The tractors lie about our fields; at evening
They look like dank sea-monsters couched and waiting.
We leave them where they are and let them rust:
'They'll molder away and be like other loam.'
We make our oxen drag our rusty plows,
Long laid aside. We have gone back
Far past our fathers' land.
And then, that evening
Late in the summer the strange horses came.
We heard a distant tapping on the road,
A deepening drumming; it stopped, went on again
And at the corner changed to hollow thunder.
We saw the heads
Like a wild wave charging and were afraid.
We had sold our horses in our fathers' time
To buy new tractors. Now they were strange to us
As fabulous steeds set on an ancient shield.

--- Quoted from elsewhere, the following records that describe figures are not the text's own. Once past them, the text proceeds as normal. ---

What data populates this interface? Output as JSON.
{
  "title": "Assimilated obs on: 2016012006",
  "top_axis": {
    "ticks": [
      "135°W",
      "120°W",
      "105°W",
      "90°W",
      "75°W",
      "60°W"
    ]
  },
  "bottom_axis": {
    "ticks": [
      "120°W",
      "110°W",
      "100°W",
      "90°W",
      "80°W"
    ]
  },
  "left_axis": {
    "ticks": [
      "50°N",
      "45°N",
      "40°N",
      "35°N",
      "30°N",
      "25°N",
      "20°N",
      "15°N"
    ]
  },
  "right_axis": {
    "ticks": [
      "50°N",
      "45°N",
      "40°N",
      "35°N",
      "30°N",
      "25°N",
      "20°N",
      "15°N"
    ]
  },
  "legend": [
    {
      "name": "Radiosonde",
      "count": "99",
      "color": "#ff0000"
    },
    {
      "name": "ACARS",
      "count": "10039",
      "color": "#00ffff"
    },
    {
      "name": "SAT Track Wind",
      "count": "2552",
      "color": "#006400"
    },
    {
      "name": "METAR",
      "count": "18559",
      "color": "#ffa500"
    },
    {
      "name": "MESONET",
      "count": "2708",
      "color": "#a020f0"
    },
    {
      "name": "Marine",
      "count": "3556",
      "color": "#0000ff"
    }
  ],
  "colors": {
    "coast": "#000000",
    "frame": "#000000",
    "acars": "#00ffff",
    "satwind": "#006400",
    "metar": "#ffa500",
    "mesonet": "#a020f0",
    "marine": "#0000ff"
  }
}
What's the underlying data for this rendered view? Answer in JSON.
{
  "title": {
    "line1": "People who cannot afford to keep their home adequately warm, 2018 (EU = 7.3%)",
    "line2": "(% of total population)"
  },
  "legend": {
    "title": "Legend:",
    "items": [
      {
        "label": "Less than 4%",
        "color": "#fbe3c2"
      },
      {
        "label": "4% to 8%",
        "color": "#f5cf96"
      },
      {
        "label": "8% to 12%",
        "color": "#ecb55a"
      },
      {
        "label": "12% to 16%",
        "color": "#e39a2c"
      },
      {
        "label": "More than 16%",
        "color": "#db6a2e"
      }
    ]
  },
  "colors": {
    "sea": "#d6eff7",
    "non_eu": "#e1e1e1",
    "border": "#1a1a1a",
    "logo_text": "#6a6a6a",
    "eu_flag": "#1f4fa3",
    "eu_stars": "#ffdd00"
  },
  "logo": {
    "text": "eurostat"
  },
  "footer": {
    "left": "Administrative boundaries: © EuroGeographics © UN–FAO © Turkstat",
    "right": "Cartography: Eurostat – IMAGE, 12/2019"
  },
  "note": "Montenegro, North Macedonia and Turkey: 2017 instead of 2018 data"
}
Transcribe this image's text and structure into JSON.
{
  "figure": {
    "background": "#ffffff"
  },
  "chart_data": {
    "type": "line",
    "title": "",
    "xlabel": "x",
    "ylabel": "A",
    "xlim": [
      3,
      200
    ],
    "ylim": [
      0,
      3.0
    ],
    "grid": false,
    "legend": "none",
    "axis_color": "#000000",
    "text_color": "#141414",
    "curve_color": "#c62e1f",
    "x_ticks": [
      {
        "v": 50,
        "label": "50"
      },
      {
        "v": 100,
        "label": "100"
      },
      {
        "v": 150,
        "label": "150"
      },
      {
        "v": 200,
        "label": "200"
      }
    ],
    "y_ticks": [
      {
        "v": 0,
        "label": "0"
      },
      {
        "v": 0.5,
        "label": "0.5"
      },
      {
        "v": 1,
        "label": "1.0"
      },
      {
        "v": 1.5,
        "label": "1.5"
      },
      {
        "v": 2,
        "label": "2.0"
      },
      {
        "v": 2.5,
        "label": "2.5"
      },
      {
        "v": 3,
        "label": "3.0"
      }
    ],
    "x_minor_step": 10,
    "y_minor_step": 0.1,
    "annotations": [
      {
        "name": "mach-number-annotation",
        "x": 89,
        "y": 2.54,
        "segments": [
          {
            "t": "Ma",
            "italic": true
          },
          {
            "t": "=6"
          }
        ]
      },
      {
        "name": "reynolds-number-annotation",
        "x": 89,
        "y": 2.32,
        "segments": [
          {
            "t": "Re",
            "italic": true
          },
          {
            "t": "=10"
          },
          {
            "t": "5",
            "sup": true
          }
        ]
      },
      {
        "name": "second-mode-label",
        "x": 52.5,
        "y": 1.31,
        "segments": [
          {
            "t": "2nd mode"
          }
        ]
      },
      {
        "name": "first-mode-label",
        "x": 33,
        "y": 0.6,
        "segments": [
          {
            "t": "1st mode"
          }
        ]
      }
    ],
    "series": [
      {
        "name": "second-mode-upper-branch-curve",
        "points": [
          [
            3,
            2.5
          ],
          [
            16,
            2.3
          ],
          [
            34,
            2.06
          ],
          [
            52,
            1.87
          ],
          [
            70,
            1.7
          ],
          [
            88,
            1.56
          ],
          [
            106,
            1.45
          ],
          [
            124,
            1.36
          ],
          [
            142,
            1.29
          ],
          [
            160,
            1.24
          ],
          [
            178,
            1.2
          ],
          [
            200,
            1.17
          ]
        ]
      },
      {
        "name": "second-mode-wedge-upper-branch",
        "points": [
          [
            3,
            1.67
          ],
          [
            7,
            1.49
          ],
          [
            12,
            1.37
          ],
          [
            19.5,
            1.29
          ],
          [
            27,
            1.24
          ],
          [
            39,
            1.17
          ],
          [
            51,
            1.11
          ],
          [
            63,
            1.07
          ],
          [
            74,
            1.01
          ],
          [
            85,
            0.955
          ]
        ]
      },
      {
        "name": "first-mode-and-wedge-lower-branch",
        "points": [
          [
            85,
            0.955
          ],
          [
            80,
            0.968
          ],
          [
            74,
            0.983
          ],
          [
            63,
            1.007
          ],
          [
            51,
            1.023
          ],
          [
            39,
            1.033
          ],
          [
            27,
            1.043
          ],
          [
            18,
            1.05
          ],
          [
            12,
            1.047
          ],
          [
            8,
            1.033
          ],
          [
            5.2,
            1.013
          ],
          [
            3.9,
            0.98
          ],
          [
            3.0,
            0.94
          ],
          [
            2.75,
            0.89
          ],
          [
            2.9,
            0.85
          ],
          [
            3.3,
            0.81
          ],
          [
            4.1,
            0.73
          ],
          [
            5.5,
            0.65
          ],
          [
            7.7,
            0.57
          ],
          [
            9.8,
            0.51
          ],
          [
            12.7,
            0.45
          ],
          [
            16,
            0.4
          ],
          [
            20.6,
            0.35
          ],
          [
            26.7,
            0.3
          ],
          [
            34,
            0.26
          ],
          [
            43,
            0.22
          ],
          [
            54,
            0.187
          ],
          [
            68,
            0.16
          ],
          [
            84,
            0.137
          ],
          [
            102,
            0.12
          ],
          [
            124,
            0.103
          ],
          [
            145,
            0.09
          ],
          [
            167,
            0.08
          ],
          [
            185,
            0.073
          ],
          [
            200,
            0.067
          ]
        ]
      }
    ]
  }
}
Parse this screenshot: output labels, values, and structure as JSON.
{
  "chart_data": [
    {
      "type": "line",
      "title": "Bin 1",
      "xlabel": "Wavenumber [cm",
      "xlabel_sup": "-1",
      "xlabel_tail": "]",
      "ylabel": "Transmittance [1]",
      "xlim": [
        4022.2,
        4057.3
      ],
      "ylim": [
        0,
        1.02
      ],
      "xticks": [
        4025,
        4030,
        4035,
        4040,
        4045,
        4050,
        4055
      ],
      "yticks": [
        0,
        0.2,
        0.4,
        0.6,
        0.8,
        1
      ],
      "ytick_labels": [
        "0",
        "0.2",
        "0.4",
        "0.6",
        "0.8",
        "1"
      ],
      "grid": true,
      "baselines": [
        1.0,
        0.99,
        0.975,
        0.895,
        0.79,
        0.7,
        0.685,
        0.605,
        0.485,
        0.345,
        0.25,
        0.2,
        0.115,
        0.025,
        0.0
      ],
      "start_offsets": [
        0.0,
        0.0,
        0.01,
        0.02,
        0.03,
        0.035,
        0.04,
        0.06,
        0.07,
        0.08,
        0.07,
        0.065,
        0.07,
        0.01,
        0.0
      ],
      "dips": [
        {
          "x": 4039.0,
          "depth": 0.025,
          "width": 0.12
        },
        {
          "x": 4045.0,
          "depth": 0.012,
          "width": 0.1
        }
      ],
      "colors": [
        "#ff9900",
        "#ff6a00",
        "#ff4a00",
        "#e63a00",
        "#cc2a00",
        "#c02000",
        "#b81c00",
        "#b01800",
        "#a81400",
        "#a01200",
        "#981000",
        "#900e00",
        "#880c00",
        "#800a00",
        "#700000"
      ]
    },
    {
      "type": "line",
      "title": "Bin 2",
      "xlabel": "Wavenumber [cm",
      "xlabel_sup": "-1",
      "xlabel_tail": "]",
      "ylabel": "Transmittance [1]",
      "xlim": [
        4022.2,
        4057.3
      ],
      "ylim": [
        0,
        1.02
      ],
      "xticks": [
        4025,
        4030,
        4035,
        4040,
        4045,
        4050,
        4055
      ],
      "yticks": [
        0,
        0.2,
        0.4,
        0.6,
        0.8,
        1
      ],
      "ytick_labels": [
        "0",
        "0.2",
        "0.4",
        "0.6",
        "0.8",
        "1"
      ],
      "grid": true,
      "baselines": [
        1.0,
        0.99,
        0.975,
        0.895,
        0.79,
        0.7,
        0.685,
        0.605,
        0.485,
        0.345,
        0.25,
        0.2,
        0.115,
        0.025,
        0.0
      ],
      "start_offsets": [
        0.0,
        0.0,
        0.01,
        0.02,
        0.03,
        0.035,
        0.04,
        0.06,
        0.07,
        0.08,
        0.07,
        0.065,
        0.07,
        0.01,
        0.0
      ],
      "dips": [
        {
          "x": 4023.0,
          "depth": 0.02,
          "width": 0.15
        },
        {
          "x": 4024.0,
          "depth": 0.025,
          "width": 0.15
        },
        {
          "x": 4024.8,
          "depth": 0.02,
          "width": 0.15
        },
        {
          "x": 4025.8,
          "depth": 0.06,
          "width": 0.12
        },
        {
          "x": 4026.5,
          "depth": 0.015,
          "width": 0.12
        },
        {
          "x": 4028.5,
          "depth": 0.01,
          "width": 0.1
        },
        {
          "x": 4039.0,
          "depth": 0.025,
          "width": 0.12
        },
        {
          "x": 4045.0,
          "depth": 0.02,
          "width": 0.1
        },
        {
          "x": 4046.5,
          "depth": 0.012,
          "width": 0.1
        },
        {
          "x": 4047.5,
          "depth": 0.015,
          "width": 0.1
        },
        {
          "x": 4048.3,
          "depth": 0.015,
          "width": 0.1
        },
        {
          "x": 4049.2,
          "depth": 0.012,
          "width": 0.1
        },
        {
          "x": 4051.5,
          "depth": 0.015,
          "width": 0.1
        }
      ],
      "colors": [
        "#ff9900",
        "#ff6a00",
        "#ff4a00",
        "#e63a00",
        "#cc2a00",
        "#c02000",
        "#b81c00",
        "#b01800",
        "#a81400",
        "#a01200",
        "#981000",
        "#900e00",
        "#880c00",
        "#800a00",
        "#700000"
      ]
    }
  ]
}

Or illustrations in a book of knights.
We did not dare go near them. Yet they waited,
Stubborn and shy, as if they had been sent
By an old command to find our whereabouts
And that long-lost archaic companionship.
In the first moment we had never a thought
That they were creatures to be owned and used.
Among them were some half a dozen colts
Dropped in some wilderness of the broken world,
Yet new as if they had come from their own Eden.
Since then they have pulled our plows and borne our loads
But that free servitude still can pierce our hearts.
Our life is changed; their coming our beginning.

Edwin Muir


I love this i remember studying it at school 30 years ago.